Donald Trump fait volte-face et hausse le ton face à la Russie. Dans une interview accordée à la chaîne NBC, ce dimanche 30 mars, le président américain a menacé d'imposer de nouvelles taxes sur le pétrole russe, rapporte TF1. La Maison Blanche reproche au Kremlin de ne pas avancer sur le dossier ukrainien. «Si la Russie et moi ne sommes pas capables de parvenir à un accord pour mettre un terme au bain de sang en Ukraine, et je pense que c'est la faute de la Russie, je vais imposer des droits de douane secondaires sur tout le pétrole qui sort de Russie», a averti Donald Trump.
Ces droits de douane supplémentaires de 25% pourraient intervenir à «n'importe quel moment», a-t-il précisé. Et le président américain a poussé les menaces encore plus loin : «Si vous achetez du pétrole russe, vous ne pourrez alors plus faire d’affaires aux États-Unis», a-t-il prévenu, assurant qu’il y aurait «des droits de douane de 25% sur tout le pétrole, de 25 à 50 points». Selon NBC, Donald Trump s’est dit «très énervé» et «furieux» contre Vladimir Poutine, après les commentaires de ce dernier sur le futur de Volodymyr Zelensky à la tête de l'Ukraine.

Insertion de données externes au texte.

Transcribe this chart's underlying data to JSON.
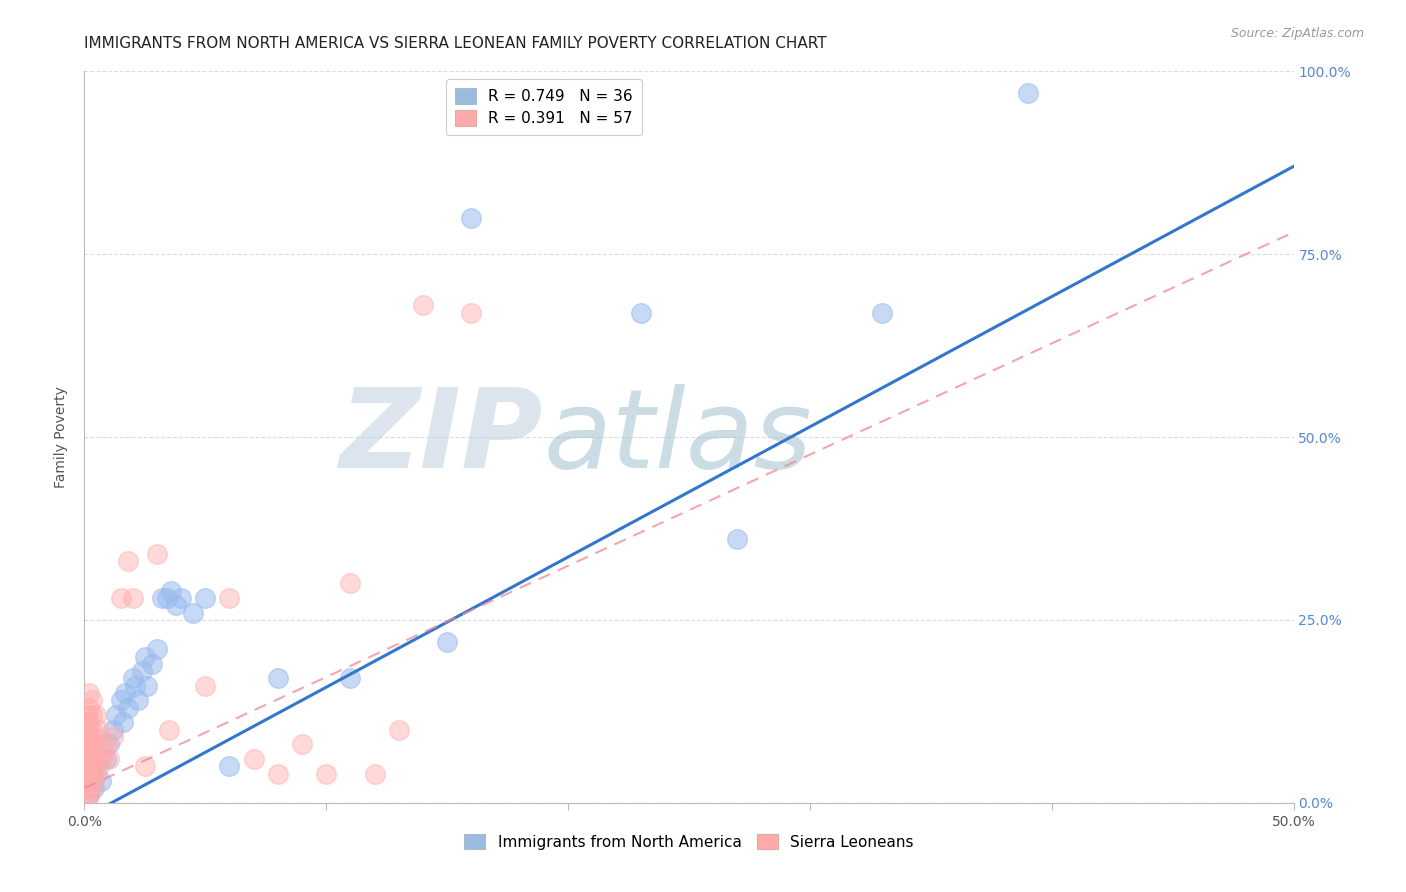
{
  "title": "IMMIGRANTS FROM NORTH AMERICA VS SIERRA LEONEAN FAMILY POVERTY CORRELATION CHART",
  "source": "Source: ZipAtlas.com",
  "ylabel": "Family Poverty",
  "y_ticks": [
    0.0,
    0.25,
    0.5,
    0.75,
    1.0
  ],
  "y_tick_labels": [
    "0.0%",
    "25.0%",
    "50.0%",
    "75.0%",
    "100.0%"
  ],
  "x_ticks": [
    0.0,
    0.1,
    0.2,
    0.3,
    0.4,
    0.5
  ],
  "legend_entry1": "R = 0.749   N = 36",
  "legend_entry2": "R = 0.391   N = 57",
  "legend_color1": "#99BBDD",
  "legend_color2": "#FFAAAA",
  "watermark_zip": "ZIP",
  "watermark_atlas": "atlas",
  "watermark_color_zip": "#BBCCDD",
  "watermark_color_atlas": "#99BBCC",
  "blue_color": "#99BBEE",
  "pink_color": "#FFAAAA",
  "blue_line_color": "#3377CC",
  "pink_line_color": "#EE8899",
  "blue_points": [
    [
      0.002,
      0.01
    ],
    [
      0.004,
      0.02
    ],
    [
      0.005,
      0.05
    ],
    [
      0.007,
      0.03
    ],
    [
      0.009,
      0.06
    ],
    [
      0.01,
      0.08
    ],
    [
      0.012,
      0.1
    ],
    [
      0.013,
      0.12
    ],
    [
      0.015,
      0.14
    ],
    [
      0.016,
      0.11
    ],
    [
      0.017,
      0.15
    ],
    [
      0.018,
      0.13
    ],
    [
      0.02,
      0.17
    ],
    [
      0.021,
      0.16
    ],
    [
      0.022,
      0.14
    ],
    [
      0.024,
      0.18
    ],
    [
      0.025,
      0.2
    ],
    [
      0.026,
      0.16
    ],
    [
      0.028,
      0.19
    ],
    [
      0.03,
      0.21
    ],
    [
      0.032,
      0.28
    ],
    [
      0.034,
      0.28
    ],
    [
      0.036,
      0.29
    ],
    [
      0.038,
      0.27
    ],
    [
      0.04,
      0.28
    ],
    [
      0.045,
      0.26
    ],
    [
      0.05,
      0.28
    ],
    [
      0.06,
      0.05
    ],
    [
      0.08,
      0.17
    ],
    [
      0.11,
      0.17
    ],
    [
      0.15,
      0.22
    ],
    [
      0.16,
      0.8
    ],
    [
      0.23,
      0.67
    ],
    [
      0.27,
      0.36
    ],
    [
      0.33,
      0.67
    ],
    [
      0.39,
      0.97
    ]
  ],
  "pink_points": [
    [
      0.001,
      0.01
    ],
    [
      0.001,
      0.02
    ],
    [
      0.001,
      0.03
    ],
    [
      0.001,
      0.04
    ],
    [
      0.001,
      0.05
    ],
    [
      0.001,
      0.06
    ],
    [
      0.001,
      0.07
    ],
    [
      0.001,
      0.08
    ],
    [
      0.001,
      0.09
    ],
    [
      0.001,
      0.1
    ],
    [
      0.001,
      0.11
    ],
    [
      0.001,
      0.12
    ],
    [
      0.002,
      0.01
    ],
    [
      0.002,
      0.03
    ],
    [
      0.002,
      0.05
    ],
    [
      0.002,
      0.07
    ],
    [
      0.002,
      0.09
    ],
    [
      0.002,
      0.11
    ],
    [
      0.002,
      0.13
    ],
    [
      0.002,
      0.15
    ],
    [
      0.003,
      0.02
    ],
    [
      0.003,
      0.04
    ],
    [
      0.003,
      0.06
    ],
    [
      0.003,
      0.08
    ],
    [
      0.003,
      0.1
    ],
    [
      0.003,
      0.12
    ],
    [
      0.003,
      0.14
    ],
    [
      0.004,
      0.03
    ],
    [
      0.004,
      0.06
    ],
    [
      0.004,
      0.09
    ],
    [
      0.005,
      0.04
    ],
    [
      0.005,
      0.08
    ],
    [
      0.005,
      0.12
    ],
    [
      0.006,
      0.05
    ],
    [
      0.006,
      0.1
    ],
    [
      0.007,
      0.06
    ],
    [
      0.008,
      0.07
    ],
    [
      0.009,
      0.08
    ],
    [
      0.01,
      0.06
    ],
    [
      0.012,
      0.09
    ],
    [
      0.015,
      0.28
    ],
    [
      0.018,
      0.33
    ],
    [
      0.02,
      0.28
    ],
    [
      0.025,
      0.05
    ],
    [
      0.03,
      0.34
    ],
    [
      0.035,
      0.1
    ],
    [
      0.05,
      0.16
    ],
    [
      0.06,
      0.28
    ],
    [
      0.07,
      0.06
    ],
    [
      0.08,
      0.04
    ],
    [
      0.09,
      0.08
    ],
    [
      0.1,
      0.04
    ],
    [
      0.11,
      0.3
    ],
    [
      0.12,
      0.04
    ],
    [
      0.13,
      0.1
    ],
    [
      0.14,
      0.68
    ],
    [
      0.16,
      0.67
    ]
  ],
  "blue_line": [
    [
      0.0,
      -0.02
    ],
    [
      0.5,
      0.87
    ]
  ],
  "pink_line": [
    [
      0.0,
      0.02
    ],
    [
      0.5,
      0.78
    ]
  ],
  "background_color": "#FFFFFF",
  "grid_color": "#DDDDDD",
  "title_fontsize": 11,
  "axis_label_fontsize": 10,
  "tick_fontsize": 10,
  "right_tick_color": "#5588CC"
}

Un rapprochement spectaculaire avec Moscou
Son homologue russe a en effet évoqué l'idée d'une «administration transitoire» pour Kiev, sous l'égide de l'ONU, afin d'organiser une élection présidentielle «démocratique» dans ce pays, puis négocier un accord de paix avec les nouvelles autorités. Le chef d’Etat américain a également affirmé que le président russe le savait en colère, ce qui ne les empêche pas d'entretenir «de très bonnes relations». «La colère se dissipe rapidement… s'il agit comme il se doit», a assuré Donald Trump, qui a fait de la fin de la guerre en Ukraine un objectif prioritaire.
Souhaitant obtenir à tout prix un cessez-le-feu en Ukraine, Washington a effectué un rapprochement spectaculaire avec Moscou ces dernières semaines, faisant redouter aux Ukrainiens et aux Européens un accord à leurs dépens. De son côté, le président ukrainien Volodymyr Zelensky a estimé ce samedi que la Russie n'avait pas apporté de réponse adéquate aux initiatives américaines, faute de «réelle pression» exercée sur elle. Kiev avait, pour sa part, accepté une cessation sans conditions des combats, pour 30 jours, rejetée depuis par Moscou.